A.L.F concentre son combat sur les labos scientifiques, fournisseurs des industries pharmaceutiques et cosmétiques surtout, et l’autorité économico-judiciaire qui les protège légalement. D’où sans doute la forme policière du film. Au fond, le coupable idéal c’est nous, le tortionnaire par procuration. Le citadin lambda, celui qui veut faire plaisir à la petite ou au petitn avec lapin ou un hamster, est aussi coupable en inscrivant l’animal dans l’esprit de l’enfant comme un objet capable de se satisfaire d’une cage encore moins grande que l’écran de jeu de Minecraft. Mais… pourquoi pas autant d’empathie et d’engagement pour l’être humain, qui souffre lui aussi partout sur le globe ? Nous n’avons pas (encore) posé la question à son réalisateur.

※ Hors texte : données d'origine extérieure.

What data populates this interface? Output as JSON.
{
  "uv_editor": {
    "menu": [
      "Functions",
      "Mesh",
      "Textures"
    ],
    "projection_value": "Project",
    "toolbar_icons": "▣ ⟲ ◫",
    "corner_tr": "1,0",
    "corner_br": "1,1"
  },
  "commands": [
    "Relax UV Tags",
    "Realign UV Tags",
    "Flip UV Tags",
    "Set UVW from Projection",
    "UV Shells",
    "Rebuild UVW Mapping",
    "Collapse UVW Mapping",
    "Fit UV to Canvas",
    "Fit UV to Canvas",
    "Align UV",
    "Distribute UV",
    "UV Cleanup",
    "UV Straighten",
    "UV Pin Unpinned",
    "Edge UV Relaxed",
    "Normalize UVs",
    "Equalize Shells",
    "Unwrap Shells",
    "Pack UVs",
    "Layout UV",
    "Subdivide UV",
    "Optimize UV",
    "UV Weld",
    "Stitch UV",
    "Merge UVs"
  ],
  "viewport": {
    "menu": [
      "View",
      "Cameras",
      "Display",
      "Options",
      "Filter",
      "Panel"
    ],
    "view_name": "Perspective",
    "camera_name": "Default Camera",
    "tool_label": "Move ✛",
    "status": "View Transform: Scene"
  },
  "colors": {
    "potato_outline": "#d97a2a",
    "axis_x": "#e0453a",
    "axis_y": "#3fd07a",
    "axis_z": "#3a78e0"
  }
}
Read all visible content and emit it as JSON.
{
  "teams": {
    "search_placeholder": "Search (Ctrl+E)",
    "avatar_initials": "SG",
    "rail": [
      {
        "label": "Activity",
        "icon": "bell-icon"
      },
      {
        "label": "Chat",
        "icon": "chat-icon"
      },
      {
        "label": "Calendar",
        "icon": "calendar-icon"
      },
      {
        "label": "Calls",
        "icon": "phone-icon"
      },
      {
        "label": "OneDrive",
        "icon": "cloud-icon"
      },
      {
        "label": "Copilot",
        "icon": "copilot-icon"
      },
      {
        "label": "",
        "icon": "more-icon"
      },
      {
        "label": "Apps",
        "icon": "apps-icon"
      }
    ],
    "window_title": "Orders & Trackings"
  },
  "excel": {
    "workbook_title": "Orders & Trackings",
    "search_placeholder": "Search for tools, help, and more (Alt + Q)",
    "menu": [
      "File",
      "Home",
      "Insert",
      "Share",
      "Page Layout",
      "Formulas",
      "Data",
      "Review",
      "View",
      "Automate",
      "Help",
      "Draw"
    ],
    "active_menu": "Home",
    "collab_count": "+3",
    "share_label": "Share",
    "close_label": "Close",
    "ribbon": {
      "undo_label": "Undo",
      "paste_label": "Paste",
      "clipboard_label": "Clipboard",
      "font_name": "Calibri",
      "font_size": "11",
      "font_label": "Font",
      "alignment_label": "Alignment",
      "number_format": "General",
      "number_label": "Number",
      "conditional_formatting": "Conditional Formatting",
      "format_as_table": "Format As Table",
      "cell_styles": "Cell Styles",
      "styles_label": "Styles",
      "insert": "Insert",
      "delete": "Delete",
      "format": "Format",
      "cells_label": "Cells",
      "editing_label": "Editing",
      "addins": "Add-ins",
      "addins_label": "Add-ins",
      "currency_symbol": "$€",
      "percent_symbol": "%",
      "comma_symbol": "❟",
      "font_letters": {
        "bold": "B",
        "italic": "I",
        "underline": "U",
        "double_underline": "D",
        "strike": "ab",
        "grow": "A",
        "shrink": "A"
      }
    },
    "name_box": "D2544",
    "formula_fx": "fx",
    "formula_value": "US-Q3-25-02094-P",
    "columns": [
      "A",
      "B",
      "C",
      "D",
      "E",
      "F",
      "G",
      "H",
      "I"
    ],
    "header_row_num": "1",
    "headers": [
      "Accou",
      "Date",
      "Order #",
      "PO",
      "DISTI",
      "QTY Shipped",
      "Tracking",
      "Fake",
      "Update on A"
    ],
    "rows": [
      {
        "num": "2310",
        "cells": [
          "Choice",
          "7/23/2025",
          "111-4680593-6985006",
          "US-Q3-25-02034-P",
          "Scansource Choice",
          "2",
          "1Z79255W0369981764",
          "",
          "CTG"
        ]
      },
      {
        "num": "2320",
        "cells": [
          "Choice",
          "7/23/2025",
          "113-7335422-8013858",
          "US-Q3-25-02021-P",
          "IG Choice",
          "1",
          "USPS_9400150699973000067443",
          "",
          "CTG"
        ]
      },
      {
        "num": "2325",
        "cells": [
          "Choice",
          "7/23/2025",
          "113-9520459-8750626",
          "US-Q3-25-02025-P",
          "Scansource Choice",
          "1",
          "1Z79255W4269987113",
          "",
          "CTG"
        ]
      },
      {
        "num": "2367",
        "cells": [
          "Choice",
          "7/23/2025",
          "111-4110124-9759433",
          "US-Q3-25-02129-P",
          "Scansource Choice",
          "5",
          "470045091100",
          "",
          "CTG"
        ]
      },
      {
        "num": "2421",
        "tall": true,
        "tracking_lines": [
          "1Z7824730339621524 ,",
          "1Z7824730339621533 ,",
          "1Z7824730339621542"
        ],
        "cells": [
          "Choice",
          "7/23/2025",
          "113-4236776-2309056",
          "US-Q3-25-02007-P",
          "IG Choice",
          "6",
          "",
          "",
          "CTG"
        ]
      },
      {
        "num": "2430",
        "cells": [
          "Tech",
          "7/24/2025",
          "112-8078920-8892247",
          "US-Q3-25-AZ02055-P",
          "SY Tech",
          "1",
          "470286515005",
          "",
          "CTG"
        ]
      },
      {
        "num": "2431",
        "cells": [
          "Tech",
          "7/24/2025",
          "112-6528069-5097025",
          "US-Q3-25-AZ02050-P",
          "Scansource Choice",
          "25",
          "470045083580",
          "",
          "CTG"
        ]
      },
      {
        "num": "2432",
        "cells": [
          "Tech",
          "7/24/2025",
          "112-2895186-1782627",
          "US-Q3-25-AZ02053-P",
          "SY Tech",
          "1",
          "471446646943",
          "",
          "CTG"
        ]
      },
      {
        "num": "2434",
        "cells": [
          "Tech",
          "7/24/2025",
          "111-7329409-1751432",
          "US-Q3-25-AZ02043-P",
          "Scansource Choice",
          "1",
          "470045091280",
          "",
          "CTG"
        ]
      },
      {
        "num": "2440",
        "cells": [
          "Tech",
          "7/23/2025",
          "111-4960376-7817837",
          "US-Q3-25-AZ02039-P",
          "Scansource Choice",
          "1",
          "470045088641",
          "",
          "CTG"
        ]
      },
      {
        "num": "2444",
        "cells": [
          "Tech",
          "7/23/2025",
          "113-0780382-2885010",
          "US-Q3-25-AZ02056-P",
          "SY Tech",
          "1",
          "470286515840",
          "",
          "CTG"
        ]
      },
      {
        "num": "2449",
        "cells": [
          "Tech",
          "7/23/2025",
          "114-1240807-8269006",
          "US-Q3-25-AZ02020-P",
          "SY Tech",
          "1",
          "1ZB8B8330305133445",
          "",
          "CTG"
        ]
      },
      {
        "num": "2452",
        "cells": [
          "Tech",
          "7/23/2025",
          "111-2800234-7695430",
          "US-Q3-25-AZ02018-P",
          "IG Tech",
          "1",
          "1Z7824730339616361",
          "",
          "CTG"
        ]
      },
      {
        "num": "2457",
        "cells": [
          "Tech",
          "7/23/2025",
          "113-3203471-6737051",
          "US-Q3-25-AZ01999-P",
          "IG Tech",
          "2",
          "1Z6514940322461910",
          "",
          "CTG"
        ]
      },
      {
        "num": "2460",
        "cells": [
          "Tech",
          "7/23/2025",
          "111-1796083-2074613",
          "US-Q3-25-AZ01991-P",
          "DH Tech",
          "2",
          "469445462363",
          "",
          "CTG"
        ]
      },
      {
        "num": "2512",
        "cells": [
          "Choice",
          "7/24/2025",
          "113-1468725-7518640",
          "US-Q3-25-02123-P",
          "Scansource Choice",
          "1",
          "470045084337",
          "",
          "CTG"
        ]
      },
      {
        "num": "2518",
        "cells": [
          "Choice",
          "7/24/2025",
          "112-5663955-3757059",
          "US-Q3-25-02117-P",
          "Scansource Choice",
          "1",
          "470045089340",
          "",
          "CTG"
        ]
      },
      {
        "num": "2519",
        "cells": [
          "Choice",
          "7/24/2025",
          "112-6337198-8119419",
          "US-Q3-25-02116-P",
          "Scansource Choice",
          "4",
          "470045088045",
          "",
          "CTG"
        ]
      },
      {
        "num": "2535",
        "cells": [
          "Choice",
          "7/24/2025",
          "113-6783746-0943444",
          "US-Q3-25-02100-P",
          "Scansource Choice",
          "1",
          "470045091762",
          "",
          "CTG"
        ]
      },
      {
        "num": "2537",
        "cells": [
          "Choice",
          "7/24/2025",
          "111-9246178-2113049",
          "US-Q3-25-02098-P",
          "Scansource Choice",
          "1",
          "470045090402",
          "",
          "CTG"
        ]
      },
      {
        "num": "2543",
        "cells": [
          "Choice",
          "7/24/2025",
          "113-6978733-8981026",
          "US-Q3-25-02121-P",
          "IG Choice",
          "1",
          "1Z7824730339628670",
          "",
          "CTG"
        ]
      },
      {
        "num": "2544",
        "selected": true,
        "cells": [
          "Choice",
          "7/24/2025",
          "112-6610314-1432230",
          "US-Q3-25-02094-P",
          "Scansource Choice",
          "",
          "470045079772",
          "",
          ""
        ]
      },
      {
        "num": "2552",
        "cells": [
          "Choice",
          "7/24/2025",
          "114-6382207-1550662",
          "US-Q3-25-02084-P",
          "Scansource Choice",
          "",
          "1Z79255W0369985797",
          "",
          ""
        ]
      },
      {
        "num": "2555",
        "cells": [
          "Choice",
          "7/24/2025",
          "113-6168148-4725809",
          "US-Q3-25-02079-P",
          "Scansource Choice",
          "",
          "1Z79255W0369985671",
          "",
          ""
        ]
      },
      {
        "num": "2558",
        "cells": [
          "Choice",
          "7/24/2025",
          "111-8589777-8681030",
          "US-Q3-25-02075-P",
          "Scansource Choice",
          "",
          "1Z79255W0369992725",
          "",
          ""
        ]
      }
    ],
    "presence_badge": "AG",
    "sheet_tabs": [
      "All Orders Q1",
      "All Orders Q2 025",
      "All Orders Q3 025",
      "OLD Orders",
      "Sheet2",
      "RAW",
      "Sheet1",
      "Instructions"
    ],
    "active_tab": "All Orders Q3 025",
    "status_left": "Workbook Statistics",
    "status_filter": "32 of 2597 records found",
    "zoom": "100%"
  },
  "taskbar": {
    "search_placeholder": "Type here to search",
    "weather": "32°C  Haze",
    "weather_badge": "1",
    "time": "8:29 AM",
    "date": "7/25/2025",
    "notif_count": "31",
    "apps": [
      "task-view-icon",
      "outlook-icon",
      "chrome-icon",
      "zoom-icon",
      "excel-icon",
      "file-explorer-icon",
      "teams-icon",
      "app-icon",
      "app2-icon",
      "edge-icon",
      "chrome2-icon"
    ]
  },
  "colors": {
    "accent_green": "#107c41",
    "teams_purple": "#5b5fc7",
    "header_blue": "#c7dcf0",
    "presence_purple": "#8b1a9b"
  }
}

Une banalité milles fois demandée et entendue : pourquoi s’engager pour des animaux alors que l’être humain souffre déjà tellement ? Parce que Gandhi, Primo Levi, Luther King JR. ou quelqu’un d’autre dont on a oublié le nom ou déformé le propos a déjà répondu. Les idées appartiennent à tous, et celle-ci nous semble bien défendue par Lescure. C’est à la manière dont une société traite les plus faibles, ici, les animaux, qu’on voit comment elle traite le reste de sa population humaine. C’est ça l’idée.
A.L.F., un film de Jérôme Lescure et Jordi Avalos. Avec Alexandre Laigner, Alice Pehlivanyan, Jean-Pierre Loustau. Photographie : Antoine Carpentier. Musique : René-Marc Bini. France, 2012.